(duniaarie.blogspot.com)- 5-Pacu prestasi dan sangsi
Beberapa keluarga memacu berprestasi dan memberi sanksi. Mirta dikurung ayahnya 7 jam gara-gara ada nilai rapor jelek. Ongki P. Soemarno kena pecut gara-gara ada nilai merah di rapornya saat kelas 1 SD. “Wuuuh… bapak saya galak, keras!” kata Ongki. Orang tuanya juga tidak pernah memberikan sesuatu dengan mudah kepada anak-anaknya.
Anak-anak diminta berjuang dulu, tak diberikan begitu saja. “Awalnya, kami frustasi. Saya tak pacaran waktu SMA hingga kuliah,” ujar pria yang menikah di usia 23 tahun itu.

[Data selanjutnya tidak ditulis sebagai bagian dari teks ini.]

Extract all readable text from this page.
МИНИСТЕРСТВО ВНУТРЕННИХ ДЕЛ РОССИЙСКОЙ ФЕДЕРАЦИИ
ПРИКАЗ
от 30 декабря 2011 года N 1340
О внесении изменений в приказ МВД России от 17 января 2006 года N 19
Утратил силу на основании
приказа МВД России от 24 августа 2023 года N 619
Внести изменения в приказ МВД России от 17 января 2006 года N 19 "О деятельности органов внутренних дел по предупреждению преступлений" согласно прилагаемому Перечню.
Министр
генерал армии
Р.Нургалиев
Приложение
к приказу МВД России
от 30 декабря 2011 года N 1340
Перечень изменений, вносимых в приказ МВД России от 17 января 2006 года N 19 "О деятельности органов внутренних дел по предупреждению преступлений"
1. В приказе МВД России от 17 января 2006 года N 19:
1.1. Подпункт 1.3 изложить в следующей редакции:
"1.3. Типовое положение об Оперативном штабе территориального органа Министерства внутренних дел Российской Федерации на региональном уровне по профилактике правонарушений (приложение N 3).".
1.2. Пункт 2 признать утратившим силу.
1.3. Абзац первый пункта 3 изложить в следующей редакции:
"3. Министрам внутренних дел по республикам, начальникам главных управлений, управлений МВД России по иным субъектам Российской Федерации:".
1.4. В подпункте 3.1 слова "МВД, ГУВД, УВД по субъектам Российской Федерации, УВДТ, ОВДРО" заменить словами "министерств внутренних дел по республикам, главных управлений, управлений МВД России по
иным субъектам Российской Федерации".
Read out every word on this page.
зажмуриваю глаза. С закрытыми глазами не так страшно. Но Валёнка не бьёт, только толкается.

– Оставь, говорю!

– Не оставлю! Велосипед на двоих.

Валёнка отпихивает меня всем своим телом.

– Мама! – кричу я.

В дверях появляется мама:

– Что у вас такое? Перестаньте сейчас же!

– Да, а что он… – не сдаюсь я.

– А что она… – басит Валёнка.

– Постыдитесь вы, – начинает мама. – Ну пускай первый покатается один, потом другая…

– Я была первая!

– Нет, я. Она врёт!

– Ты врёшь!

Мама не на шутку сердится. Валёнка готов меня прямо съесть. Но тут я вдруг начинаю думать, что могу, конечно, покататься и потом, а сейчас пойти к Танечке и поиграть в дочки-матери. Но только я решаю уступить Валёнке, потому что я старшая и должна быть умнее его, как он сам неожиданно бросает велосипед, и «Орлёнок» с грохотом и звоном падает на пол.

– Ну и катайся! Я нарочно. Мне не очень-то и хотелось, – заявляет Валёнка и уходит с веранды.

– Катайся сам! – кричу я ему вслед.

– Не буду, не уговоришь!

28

Anak-anak juga didorong agar senang berkompetisi. Orang tua Omar S. Anwar, menyekolahkan Anwar di luar negeri yang iklim kompetisinya baik. Lingkungan sekolahnya mendukung berkompetisi. “Mereka berkompetisi, berlomba mendapat nilai bagus sehingga saya juga ikut arus itu,” tutur Omar.
Sisi pengembangan emosi dan sosial anak dibangun. Arwin mengaku, ayahnya menekankan pentingnya ketenangan jiwa (hidup), bukan semata kekayaan. Jangan menilai orang dari kekayaan, tapi dari strength of the character and the size of the heart. Juga, harus berpegang teguh prinsip yang bersifat universal.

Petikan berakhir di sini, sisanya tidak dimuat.